Extinto o Psit!!!, e auxiliado por João José dos Reis, lança o 1º número (6 de Abril de 1878) da folha ilustrada, humorística e satírica O Besouro com a seguinte introdução:

" Viva a alegria! Viva a caricatura! Temos arrastado por entre vós uma existência de bicho-da-seda. Ora por cima ora por baixo da folha. Furado o primeiro casulo por falta de água quente para matar o bicho, saiu a borboleta que nasceu e morreu efémera como o nome Psit. Daí a semente que produziu o besouro. Metamorfoseados hoje no corpulento Besouro, com os pulmões bem fornecidos de ar, cravaremos de novo e com segurança a nossa velha bandeira Viveremos muito e viveremos bem se tivermos a fortuna de lhes agradar e de os alegrar. Começamos a zumbir". A promessa prossegue na página 8 do mesmo número: "O Besouro volteará sempre ao redor da luz brilhante de todos os acontecimentos e de todos os casos, sem se queimar".

Nele surge pela primeira vez um novo tipo-emblemático, o Fagundes, imagem do político brasileiro medíocre e oportunista. Uma provocação que foi ripostada por um pedido do Barão do Lavradio ao Senado para que fossem aprovadas medidas repressivas contra os estrangeiros que iam para o Brasil, descalços e de jaqueta de trinta botões, para fazer fortuna e que pagavam a sua hospitalidade com a agressão e com o escândalo. Rafael não se fez rogado, criou o personagem Manel Trinta Botões e, dois dias depois, vestido com um jaquetão azul abotoado com 30 enormes botões e calças brancas (cores da bandeira portuguesa durante a Monarquia), andou pelas principais ruas da cidade. A crítica sempre afiada e a independência política produziu provavelmente o editorial mais mordaz do jornalismo bordaliano.

Somos liberaes (nº 5 de Outubro de 1878):

Quando nos curvamos, como hoje, diante do Sr. Leoncio de Carvalho, e o felicitamos pelo cuidado e esforços que emprega para evitar as fataes epidemias deste paiz, pelas suas idéas avançadas com respeito á instrucção publica e ensino obrigatorio, e pelo muito que está fazendo pela educação. E' um político que por agora se esquece de si para só lembrar-se do seu paiz. - E' raro! - Honra lhe seja! - Nem parece um Ministro!

Somos liberaes com o Sr.

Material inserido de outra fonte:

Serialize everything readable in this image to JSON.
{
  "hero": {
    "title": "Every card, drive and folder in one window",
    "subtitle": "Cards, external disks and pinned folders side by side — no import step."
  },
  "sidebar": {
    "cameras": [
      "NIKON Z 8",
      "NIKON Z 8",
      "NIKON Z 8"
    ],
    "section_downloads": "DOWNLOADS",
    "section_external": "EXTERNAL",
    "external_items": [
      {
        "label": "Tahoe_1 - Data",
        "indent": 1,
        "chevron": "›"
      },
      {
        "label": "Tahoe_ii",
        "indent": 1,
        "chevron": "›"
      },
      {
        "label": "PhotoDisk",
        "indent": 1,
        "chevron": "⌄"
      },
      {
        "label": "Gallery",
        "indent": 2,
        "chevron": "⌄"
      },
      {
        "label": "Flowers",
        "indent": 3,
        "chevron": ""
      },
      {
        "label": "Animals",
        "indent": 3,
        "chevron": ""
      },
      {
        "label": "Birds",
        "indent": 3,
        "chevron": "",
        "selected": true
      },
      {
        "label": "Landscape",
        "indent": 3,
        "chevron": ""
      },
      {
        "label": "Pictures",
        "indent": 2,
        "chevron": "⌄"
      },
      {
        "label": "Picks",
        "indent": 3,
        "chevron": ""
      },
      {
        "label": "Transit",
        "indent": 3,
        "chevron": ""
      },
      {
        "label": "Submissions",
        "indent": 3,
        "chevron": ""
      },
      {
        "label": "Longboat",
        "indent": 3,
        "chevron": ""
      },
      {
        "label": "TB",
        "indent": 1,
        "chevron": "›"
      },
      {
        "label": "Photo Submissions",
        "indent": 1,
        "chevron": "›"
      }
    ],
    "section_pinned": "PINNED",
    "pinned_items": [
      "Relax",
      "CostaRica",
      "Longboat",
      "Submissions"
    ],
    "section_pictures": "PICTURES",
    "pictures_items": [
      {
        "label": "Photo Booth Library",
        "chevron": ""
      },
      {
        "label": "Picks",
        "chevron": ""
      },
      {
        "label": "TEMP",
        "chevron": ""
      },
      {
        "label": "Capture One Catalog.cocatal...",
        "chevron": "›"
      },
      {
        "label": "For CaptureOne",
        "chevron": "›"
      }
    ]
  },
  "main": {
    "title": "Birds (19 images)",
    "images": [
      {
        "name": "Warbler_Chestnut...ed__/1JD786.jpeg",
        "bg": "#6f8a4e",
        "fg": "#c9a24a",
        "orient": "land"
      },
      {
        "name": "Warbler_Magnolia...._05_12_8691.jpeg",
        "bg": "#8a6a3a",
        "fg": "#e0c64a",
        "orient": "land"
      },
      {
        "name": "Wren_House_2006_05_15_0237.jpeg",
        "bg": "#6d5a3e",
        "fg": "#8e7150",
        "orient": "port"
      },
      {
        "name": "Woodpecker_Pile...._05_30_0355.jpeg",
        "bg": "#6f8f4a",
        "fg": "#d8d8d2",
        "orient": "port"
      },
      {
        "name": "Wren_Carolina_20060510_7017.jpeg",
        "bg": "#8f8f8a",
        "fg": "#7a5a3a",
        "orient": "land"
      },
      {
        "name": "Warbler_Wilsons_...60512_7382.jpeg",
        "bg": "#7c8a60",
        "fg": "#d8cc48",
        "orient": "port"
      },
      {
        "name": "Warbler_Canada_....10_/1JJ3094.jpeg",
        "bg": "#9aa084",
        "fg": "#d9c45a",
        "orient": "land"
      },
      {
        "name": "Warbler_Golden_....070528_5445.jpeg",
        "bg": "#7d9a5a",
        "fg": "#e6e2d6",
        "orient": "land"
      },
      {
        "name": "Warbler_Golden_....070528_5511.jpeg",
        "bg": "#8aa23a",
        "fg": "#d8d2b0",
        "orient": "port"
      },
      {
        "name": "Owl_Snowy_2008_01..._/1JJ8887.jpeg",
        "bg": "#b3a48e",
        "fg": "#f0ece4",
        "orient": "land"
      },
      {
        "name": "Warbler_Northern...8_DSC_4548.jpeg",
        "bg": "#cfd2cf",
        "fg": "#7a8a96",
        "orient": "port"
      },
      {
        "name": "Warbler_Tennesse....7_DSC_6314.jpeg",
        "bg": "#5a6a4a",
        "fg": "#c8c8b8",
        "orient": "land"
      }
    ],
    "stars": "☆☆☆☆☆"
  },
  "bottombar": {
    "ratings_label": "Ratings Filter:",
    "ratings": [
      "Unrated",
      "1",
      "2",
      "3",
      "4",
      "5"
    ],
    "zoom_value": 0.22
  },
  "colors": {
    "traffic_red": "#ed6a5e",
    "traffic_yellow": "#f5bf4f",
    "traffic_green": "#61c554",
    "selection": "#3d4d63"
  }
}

Leoncio, como o seremos com todos os que procederem com o desinteresse de S. Ex. Não somos liberaes, quando o partido se faz apenas valer pelos seus chás de familia - com BISCOITINHOS... Desta vez o Besouro comeu bola do partido liberal. Como comeu a semana passada do partido conservador.

A proposito de bolas cabe-nos fazer aqui um pedido a todos os que, por ignorancia ou malvadez, se ocupam em propalar injurias. O pedido é o seguinte: o favor de não medirem o nosso caracter pela craveira dos vossos. A vossa altura é a do estomago; a nossa é um pouco mais elevada. Agora uma explicação: não estamos filiados a nenhum partido; se o estivessemos, não seriamos de certo conservadores nem liberaes. A nossa bandeira é a Verdade. Não recebemos inspirações de quem quer que seja e se alguem se serve do nosso nome para offerecer serviços, que só prestamos á nossa consciencia e ao nosso dever, - esse alguem é um infame impostor que mente.

A razão porque não applaudimos a cunhadite é a mesma porque não applaudimos a commandita Masset & C. Tanto valem para nós uns como outros.

O despedimento voluntário de dois colaboradores, por causa do explosivo e quadriculado folheto O Besouro de Chicote, em resposta a uma insinuação* de Angelo Agostini (desenhador apreciado pelas histórias aos quadradinhos), e duas tentativas de assassinato, obrigaram Rafael a cancelar a publicação da revista em Março de 1879 e a regressar a Portugal.

*Intrigas no bairro da caricatura in Besouro (7 de Dezembro de 1878):

Ha pouco deu-se na rebista um equivoco a meu respeito; logo veio a explicação amavel, que eu transcrevo agora a proposito do equivoco que se dá a vosso respeito.

Dizia: «Intrigas - Procuram intrigar-nos com o nosso collega Angelo Agostini. Desde que conhecemos Angelo Agostini, foi sempre por nós tratado com a maior consideração, não fazendo mais com isso sinão render homenagem ao seu talento e sempre entretivemos com elle relações amigaveis. Se ha carapuça n'algum trecho do Besouro, o Angelo sabe perfeitamente que ella não lhe assenta. O melhor, pois, é rir dessas pequenas intrigas. Não acha, collega?»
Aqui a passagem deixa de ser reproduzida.